To begin with, when those Amahagger told me that the Rezuites never fought in the dark or before the sun was well up, either they lied or they were much mistaken, for at any rate on this occasion they did the exact contrary. All the while that we thought we were stalking them, they were stalking us. The Goroko manoeuvre had not deceived them in the least, since from their spies they knew its exact significance.
Here, I may add that those spies were in our own ranks, traitors, in short, who were really in the pay of Rezu and possibly belonged to his abominable faith, some of whom slipped away from time to time to the enemy to report our progress and plans, so far as they knew them.
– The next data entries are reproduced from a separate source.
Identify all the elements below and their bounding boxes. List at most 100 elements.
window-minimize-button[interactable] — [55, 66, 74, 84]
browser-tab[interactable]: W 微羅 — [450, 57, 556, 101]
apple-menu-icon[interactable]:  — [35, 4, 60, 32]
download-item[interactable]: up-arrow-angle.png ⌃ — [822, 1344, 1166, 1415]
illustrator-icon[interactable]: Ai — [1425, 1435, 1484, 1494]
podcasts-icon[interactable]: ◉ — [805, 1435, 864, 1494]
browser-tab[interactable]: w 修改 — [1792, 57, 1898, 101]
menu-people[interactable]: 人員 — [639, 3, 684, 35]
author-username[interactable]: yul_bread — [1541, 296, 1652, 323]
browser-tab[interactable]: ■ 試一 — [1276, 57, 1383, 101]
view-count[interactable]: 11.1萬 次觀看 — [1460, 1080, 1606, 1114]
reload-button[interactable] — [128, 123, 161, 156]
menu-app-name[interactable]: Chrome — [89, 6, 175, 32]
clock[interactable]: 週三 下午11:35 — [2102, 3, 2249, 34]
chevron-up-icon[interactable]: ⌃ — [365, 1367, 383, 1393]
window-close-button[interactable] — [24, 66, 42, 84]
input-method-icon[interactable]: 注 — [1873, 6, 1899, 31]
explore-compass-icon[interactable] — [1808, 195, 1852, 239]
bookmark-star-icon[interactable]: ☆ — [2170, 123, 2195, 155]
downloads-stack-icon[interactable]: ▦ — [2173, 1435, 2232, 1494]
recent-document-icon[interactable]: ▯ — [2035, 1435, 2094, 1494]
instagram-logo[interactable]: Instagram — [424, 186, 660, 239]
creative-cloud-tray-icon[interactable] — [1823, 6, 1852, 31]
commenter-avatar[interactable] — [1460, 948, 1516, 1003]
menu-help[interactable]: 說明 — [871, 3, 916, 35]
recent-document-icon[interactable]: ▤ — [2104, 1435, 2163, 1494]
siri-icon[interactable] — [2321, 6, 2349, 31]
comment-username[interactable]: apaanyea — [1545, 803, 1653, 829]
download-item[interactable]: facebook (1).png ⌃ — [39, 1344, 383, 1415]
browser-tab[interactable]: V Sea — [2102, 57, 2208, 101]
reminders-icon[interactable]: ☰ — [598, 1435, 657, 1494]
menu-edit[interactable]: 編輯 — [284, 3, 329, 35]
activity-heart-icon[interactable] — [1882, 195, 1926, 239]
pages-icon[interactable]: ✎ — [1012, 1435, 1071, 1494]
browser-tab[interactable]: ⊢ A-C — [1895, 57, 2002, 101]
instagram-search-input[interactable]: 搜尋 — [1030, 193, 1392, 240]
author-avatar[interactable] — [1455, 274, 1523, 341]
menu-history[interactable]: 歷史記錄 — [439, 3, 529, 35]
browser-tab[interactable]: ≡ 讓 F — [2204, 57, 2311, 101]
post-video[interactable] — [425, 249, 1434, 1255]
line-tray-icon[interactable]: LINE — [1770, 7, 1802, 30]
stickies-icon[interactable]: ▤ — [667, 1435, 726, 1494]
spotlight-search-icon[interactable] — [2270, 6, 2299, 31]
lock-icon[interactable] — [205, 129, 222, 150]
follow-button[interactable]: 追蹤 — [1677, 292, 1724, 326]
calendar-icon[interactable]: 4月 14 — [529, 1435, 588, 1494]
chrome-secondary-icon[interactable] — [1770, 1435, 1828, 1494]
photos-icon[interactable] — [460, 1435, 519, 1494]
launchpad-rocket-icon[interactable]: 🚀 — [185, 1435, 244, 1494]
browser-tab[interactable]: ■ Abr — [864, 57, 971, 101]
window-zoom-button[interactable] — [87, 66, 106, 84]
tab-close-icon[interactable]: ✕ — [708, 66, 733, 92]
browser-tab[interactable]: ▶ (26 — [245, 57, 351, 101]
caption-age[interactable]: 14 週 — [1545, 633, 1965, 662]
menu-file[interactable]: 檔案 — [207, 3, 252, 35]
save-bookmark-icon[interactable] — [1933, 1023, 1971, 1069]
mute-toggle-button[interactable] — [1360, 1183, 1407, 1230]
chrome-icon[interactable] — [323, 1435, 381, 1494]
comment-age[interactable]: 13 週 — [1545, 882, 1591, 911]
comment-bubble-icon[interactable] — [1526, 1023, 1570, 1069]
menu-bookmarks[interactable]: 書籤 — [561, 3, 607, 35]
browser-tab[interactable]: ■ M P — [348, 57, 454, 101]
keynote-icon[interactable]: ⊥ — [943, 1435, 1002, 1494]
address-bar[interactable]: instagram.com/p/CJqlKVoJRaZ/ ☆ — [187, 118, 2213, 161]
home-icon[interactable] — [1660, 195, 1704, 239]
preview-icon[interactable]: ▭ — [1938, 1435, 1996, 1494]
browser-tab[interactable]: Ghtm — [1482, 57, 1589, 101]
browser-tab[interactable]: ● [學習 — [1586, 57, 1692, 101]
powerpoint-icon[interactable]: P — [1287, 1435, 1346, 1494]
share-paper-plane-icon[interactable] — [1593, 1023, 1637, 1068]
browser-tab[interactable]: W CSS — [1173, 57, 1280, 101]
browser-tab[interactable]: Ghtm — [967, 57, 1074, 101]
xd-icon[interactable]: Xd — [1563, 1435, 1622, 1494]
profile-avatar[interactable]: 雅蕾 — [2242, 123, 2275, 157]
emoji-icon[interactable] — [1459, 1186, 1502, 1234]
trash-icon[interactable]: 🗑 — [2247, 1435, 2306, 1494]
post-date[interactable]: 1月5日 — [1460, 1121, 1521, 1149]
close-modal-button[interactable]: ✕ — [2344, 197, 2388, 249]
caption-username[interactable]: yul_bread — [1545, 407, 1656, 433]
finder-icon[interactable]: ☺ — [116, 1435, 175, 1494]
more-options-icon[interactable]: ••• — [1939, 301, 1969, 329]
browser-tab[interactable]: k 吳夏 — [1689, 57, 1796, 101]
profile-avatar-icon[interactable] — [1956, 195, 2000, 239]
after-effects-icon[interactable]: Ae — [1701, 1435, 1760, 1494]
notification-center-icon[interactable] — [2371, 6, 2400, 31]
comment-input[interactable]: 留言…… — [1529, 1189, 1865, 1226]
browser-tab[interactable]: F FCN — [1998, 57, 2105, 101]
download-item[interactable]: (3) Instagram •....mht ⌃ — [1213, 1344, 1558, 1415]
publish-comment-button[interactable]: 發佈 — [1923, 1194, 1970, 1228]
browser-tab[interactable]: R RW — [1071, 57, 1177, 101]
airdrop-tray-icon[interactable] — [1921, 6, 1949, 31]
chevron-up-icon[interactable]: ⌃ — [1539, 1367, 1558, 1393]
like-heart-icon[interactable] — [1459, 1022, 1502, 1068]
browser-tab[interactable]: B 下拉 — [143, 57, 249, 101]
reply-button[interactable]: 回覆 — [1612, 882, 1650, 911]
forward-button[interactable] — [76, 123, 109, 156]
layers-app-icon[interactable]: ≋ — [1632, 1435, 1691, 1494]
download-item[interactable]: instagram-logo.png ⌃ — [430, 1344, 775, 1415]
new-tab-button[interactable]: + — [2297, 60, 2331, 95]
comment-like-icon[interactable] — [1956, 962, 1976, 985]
Further, what Hans had stumbled on was a mere rear guard left around the place of sacrifice and the hut where Inez was confined. The real army he never found at all. That was divided into two bodies and hidden in bush to the right and left of the ridge which we were descending just at the spot where it joined the plain beneath, and into the jaws of these two armies we marched gaily.
Now that hypothetical reader will say, "Why didn't that silly old fool, Allan, think of all these things? Why didn't he remember that he was commanding a pack of savages with whom he had no real acquaintance, among whom there were sure to be traitors, especially as they were of the same blood as the Rezuites, and take precautions?"